A petition to put pot legalization on the ballot was rejected by Ohio Attorney General Dave Yost. According to a statement issued by the AG, he rejected the petition to take a constitutional amendment to the voters this fall because there simply were not enough valid signatures on the petition.
A minimum of 1,000 valid signatures is required for a petition to be considered. The petition must also truthfully summarize the proposed change to the law. While the “Marijuana Rights and Regulations” petition had 1,248 signatures, nearly 1,000 of them were invalid.
For a signature to be valid, it must come from a registered Ohio voter. When Attorney General Yost sent the pot petition signatures back to the local boards of election to be verified, it turned out that only 271 of the signatures were valid.
Yost said, “Because your submission did not contain the verified signatures of at least one thousand qualified electors, we must reject it. Finally, because the petition failed to meet the signature threshold.”
While marijuana is legal in Ohio with a doctor’s prescription, recreational use is still against the law. However, medical pot dispensaries were deemed an essential service by the state and not included in the COVID-19 shutdown of businesses.
The amendment would have allowed Ohioans 21 and older to possess, grow, package, transport, use, and share pot in the state. It would also allow the sale of marijuana to be regulated similarly to alcohol and tobacco. Law enforcement would also be allowed to apply similar impairment laws.

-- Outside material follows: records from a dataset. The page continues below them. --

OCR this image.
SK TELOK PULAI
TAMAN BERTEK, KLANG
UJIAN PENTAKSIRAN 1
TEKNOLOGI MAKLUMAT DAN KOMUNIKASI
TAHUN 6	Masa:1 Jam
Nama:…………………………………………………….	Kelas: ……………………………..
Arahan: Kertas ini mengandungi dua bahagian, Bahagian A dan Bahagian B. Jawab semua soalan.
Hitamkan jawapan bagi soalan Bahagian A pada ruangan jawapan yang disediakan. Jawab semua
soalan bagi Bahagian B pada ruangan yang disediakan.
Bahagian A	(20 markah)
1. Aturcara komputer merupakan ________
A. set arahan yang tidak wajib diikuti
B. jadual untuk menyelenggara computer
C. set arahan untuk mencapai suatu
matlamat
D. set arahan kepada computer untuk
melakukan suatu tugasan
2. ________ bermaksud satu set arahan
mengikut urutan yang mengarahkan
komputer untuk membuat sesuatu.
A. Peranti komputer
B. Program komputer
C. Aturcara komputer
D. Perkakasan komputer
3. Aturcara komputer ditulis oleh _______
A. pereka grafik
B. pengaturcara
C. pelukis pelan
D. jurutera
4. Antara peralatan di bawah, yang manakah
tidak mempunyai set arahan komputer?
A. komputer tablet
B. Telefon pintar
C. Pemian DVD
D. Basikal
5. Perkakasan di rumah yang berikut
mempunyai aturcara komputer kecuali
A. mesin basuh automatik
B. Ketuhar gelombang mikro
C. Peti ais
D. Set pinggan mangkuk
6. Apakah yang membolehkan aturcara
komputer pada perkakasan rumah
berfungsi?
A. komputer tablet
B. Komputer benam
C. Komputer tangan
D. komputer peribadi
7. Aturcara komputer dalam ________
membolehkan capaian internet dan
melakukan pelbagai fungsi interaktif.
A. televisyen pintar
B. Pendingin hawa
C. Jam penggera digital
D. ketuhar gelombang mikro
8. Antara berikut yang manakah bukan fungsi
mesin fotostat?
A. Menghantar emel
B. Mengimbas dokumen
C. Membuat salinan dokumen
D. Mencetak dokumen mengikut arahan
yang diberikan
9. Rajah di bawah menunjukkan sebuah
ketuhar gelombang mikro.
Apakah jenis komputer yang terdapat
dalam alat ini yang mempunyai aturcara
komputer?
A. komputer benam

The law would also give the state the authority to license grow operations, and regulate for pesticides. It would have also given employers the right to still screen for pot use and maintain a drug-free workplace.
Yost said that in rejecting the petition, he was not taking any sides as to whether the proposed change was a good idea or if the petition explained the proposed changes about pot laws truthfully. The lack of signatures was enough to disqualify it.